While it sounds like he's easygoing in the studio, the work Perri put into painstakingly carving away at his layers of overdubs and the meaning of his lyrics is palpable. All of lyrics on Soft Landing can be approached from different angles, however you want to look at them, benefiting from obsessively mindful editing and genuine affability and good intentions.

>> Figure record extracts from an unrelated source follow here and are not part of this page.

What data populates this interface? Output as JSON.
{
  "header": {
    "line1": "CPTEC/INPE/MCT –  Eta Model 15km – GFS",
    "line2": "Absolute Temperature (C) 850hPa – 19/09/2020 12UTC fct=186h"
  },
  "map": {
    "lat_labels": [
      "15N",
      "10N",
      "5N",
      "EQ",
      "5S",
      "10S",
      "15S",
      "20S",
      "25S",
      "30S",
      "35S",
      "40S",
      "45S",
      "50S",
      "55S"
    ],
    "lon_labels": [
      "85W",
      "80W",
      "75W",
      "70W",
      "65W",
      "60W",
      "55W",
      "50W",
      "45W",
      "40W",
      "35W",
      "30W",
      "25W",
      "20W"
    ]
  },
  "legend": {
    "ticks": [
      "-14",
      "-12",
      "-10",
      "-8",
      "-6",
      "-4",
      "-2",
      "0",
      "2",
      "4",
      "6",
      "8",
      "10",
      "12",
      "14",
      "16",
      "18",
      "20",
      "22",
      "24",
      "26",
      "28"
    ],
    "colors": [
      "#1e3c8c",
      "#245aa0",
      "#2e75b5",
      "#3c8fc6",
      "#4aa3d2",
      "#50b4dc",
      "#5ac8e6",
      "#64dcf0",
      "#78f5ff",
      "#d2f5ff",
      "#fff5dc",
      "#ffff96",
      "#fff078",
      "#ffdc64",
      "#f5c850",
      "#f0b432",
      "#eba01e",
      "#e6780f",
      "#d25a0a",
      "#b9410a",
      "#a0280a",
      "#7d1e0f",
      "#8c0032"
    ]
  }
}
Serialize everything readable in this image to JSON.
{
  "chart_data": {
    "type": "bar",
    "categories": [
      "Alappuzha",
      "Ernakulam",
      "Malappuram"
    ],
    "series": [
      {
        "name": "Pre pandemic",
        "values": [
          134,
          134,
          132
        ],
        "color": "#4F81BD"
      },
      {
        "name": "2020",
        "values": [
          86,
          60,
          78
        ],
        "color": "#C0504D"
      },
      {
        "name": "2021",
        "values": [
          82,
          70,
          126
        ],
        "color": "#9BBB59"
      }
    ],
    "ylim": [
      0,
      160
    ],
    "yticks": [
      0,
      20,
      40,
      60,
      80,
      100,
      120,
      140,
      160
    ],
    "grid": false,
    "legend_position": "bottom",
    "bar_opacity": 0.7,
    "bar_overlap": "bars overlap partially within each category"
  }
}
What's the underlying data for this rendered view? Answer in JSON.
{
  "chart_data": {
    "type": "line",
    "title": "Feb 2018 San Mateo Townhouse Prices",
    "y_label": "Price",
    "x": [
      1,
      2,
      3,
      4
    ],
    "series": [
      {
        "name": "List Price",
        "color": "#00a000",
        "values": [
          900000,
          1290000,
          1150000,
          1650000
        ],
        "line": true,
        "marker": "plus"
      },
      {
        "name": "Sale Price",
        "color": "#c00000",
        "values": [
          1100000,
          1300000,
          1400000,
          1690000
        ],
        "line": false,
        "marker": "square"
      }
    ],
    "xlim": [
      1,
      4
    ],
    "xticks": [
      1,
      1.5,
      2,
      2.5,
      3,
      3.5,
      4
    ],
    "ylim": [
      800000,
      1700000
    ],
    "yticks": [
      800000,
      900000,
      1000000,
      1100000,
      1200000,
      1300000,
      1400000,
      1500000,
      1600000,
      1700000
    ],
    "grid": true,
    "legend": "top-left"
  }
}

"[Lyrics] don't come easily to me," Perri says. "Once in a while, I get lucky and something just kind of comes, and I know it's cliché to say this, but it feels like it's given to you, and you don't have to work very hard for it, and then others, it's a process of extracting what's below all the stuff that prevents you from accessing the language that you're looking for. With lyric writing, for me, there can be a lot of that, a lot of trying to figure out what is at the heart of the song. I may not know what the song is about until I've worked on it for a while, and discovered what's there at the core… sometimes it can take years before knowing what a song is about, even after it's been recorded and released."
That being said, Perri's songs don't require lyrics, either, which takes even more pressure off.
"If I write a piece and there's nothing to say lyrically, I'm happy to just keep it as an instrumental. So when [lyrics] do show up, there's definitely a reason for them to be there, I hope."
Soft Landing is out today (September 6), care of Constellation Records.